Buhrow entscheidet für – Sendepause. Eine zu Unrecht vergessene Programmform. Und – ein probates Mittel, etwa auch im Leben der medienpolitischen Sprecherin der CDU/CSU-Fraktion im Bundestag, Elisabeth Motschmann. Sie fordert El-Hassans Rauswurf. Motschmann hatte in den 80ern die Welt an ihrem Geheimwissen teilhaben lassen, wonach Schwule durchschnittlich 600 Sexualpartner hätten und ihre Beziehungen gern auf Toiletten entstünden. Dann verging Zeit, und Motschmann korrigierte sich: Ihr Urteil damals sei „zu hart, zu kritisch und auch falsch“ gewesen. Also – Motschmann beansprucht hier genau die Läuterung, die sie El-Hassan verweigert. Buhrow könnte Motschmann ihren homophoben Auftritt aus „3 nach 9“ von 1984 aus dem Archiv kopieren und mit liebem Gruß zusenden. Hat er vielleicht schon.

Nach Jeff Bezos ist der nächste Milliardär ins All gestartet. Jared Isaacman und drei weitere Welt­raum­tou­ris­t*in­nen umkreisten in einer Raumkapsel des US-Unternehmens SpaceX drei Tage lang die Erde. Allein beim Start der Rakete wurden Ex­per­t*in­nen zufolge etwa 380 Tonnen CO2 ausgestoßen. Wie ignorant kann man bitte sein?

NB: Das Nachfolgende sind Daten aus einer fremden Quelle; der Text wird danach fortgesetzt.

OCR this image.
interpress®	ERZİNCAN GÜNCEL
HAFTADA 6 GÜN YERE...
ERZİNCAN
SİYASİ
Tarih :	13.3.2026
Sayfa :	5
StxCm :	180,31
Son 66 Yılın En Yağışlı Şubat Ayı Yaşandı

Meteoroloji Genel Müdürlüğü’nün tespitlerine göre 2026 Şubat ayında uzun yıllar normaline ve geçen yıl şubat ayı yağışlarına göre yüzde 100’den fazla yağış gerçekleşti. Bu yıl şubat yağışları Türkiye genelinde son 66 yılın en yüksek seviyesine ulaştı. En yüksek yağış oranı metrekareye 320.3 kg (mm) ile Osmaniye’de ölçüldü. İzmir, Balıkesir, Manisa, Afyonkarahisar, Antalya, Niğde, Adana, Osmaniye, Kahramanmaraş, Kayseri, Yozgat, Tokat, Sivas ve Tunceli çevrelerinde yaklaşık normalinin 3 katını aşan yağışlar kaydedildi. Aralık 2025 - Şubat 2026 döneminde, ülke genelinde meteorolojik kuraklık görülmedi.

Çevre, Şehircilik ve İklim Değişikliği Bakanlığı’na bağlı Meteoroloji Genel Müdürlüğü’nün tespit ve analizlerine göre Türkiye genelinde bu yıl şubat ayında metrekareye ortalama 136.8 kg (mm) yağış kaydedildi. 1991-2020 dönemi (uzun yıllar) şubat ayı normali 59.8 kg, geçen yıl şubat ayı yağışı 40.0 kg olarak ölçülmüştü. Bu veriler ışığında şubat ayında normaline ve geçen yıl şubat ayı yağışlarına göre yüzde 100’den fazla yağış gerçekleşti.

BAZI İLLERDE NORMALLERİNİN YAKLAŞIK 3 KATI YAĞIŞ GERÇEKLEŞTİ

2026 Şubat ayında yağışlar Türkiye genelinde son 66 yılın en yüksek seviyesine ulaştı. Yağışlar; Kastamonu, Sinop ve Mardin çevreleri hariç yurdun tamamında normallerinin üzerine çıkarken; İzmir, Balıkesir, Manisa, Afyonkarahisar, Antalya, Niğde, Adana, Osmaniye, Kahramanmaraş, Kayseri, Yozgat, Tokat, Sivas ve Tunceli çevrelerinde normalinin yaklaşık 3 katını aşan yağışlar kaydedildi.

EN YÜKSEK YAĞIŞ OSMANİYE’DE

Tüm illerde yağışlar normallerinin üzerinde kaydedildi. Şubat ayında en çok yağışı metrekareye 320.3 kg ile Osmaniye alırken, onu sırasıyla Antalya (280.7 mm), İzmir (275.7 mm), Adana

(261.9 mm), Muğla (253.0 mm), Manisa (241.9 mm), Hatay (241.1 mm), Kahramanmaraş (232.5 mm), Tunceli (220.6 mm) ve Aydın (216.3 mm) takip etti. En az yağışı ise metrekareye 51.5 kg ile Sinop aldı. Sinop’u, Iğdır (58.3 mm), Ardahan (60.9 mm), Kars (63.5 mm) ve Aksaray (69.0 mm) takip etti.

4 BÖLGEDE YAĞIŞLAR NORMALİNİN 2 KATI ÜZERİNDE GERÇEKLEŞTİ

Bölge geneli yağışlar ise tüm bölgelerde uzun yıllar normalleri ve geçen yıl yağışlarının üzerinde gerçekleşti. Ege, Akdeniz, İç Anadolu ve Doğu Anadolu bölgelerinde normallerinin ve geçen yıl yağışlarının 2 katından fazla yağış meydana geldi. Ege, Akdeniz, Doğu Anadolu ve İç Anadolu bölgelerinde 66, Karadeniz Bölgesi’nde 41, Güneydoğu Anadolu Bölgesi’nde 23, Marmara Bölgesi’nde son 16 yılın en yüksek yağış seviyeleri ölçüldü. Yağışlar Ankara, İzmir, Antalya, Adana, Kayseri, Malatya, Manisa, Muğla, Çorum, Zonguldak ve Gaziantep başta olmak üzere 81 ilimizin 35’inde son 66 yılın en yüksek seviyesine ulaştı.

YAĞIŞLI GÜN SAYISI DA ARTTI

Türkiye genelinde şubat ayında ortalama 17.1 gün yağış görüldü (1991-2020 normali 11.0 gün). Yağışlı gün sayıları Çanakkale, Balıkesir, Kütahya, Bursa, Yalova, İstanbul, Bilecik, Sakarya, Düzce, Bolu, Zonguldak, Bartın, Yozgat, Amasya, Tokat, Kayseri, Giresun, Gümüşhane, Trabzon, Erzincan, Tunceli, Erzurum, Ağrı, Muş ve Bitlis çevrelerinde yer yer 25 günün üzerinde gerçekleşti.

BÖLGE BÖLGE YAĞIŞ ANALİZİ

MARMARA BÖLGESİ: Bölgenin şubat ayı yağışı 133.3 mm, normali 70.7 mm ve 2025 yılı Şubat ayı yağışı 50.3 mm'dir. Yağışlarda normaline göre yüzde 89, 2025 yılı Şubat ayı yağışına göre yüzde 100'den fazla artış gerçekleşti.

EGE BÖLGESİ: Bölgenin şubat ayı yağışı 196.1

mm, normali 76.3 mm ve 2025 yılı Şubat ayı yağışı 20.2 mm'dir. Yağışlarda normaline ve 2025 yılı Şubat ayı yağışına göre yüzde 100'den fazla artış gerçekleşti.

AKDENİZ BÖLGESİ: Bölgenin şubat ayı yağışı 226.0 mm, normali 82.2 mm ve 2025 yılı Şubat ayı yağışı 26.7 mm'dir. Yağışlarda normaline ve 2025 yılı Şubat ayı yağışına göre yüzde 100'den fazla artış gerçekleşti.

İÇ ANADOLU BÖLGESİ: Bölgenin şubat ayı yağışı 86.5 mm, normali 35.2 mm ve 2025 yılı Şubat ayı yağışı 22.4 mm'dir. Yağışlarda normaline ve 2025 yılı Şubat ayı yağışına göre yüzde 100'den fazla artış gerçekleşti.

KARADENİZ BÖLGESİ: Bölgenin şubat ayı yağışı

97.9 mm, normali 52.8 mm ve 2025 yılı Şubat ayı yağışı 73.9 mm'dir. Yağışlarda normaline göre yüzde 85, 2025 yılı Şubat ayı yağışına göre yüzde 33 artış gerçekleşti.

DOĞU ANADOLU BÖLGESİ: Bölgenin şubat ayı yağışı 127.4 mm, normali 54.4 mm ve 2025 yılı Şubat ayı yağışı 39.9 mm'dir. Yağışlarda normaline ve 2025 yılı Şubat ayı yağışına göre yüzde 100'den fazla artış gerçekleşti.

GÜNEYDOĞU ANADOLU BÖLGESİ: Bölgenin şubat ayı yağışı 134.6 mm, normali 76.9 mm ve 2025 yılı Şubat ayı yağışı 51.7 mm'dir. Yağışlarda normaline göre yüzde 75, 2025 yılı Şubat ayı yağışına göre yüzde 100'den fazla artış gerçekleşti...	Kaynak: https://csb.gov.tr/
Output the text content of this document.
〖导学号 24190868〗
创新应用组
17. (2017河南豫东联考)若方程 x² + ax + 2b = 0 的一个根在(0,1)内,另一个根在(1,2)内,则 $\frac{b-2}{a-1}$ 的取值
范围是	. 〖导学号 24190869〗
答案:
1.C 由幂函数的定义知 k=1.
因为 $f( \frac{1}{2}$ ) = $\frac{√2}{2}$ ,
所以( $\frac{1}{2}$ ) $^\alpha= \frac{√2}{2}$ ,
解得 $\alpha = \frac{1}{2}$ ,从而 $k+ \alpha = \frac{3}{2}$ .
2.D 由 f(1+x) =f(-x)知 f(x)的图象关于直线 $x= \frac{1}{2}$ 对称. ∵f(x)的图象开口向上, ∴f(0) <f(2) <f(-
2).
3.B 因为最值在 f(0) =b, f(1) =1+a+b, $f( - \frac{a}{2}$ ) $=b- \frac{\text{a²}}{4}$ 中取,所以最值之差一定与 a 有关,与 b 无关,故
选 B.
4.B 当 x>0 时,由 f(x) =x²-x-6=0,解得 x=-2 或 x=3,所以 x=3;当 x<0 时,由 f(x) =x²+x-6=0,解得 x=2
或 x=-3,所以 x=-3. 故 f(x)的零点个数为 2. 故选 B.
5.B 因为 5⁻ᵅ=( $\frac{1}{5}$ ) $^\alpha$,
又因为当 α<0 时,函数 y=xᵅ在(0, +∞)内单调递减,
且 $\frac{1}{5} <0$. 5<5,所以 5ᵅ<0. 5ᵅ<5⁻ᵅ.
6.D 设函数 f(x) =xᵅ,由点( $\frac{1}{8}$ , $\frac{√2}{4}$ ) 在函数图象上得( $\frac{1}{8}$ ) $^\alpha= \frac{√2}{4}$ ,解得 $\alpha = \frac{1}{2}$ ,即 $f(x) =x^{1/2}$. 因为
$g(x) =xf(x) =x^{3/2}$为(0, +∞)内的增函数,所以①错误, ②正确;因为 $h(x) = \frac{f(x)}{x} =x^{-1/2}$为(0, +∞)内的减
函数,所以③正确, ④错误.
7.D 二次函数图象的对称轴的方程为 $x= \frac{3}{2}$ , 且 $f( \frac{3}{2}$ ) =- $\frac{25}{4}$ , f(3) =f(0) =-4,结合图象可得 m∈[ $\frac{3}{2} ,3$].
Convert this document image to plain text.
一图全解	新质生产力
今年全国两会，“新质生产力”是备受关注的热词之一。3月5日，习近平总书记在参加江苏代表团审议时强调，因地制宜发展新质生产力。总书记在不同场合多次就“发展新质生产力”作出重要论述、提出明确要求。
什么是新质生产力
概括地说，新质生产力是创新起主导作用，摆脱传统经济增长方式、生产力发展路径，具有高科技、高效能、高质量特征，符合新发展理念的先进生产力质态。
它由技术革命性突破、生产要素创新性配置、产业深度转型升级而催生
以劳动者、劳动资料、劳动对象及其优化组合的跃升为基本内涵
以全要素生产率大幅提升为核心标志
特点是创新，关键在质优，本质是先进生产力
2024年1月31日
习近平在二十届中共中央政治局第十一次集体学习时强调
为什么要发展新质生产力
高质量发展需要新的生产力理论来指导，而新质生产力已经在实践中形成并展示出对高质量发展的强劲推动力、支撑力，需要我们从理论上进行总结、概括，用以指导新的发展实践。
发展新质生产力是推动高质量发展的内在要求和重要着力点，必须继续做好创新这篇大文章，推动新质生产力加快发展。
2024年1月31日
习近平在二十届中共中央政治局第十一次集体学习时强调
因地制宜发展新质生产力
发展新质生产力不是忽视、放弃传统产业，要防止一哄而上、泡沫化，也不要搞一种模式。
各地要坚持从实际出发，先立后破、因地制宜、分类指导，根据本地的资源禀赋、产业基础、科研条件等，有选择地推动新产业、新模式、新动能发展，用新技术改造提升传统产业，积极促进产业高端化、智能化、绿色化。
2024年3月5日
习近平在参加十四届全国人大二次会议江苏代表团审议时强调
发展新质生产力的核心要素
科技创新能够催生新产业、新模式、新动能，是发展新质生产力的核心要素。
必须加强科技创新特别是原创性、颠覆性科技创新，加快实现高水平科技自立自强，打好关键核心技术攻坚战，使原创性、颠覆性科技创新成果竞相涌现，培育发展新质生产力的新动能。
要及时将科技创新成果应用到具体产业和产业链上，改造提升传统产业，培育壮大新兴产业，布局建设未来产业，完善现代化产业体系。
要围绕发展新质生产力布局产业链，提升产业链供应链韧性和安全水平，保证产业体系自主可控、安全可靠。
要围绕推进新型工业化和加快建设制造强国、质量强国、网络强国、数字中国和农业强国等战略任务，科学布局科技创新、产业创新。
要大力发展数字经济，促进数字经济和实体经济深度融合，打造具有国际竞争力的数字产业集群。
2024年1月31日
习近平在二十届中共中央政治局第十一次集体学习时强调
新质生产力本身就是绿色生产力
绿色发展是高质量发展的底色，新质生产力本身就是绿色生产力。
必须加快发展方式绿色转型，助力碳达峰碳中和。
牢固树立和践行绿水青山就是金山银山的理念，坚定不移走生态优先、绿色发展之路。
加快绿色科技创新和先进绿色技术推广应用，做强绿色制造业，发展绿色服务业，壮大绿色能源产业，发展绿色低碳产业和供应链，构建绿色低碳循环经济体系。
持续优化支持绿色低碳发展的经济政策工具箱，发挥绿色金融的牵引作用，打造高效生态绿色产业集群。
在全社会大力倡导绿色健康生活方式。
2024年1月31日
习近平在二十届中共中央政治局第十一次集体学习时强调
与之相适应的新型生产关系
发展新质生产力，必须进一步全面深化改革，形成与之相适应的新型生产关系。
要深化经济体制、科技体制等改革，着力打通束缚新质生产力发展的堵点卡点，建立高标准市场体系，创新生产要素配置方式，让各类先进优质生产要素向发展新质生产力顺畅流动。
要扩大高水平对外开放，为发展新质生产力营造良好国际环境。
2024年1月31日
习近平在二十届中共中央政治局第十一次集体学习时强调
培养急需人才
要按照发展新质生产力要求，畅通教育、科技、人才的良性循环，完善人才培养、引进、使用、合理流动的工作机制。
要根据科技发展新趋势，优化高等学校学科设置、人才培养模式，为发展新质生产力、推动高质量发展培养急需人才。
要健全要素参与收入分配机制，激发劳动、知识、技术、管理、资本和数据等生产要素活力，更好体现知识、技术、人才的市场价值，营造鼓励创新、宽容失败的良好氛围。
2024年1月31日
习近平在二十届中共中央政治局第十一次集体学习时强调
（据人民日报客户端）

Was die vollständige Sinnfreiheit der Veranstaltung angeht – sicherer zweiter Platz hinter der Rückkehr der FDP in den Bundestag 2017. Es hat schon was von „Ich wäre jetzt wohl Pilot und du Bordärztin“, halt Kindergeburtstag für Multimilliardäre. Und die bange Frage: Was werden die Marsmenschen über uns denken? Vermutlich, dass wir sonst keine Sorgen haben.

Gorleben wird endgültig geschlossen. Wie lange haben Sie auf diese Nachricht gewartet?

Man wagt kaum, es der FFF-Generation zu sagen: 44 Jahre.

Und was machen die Borussen?

Mitgeschäftsführer Carsten Cramer lobt im Kicker, der BVB habe Fans, andere Marken hätten eher nur Kunden. Kommt also direkt nach der taz.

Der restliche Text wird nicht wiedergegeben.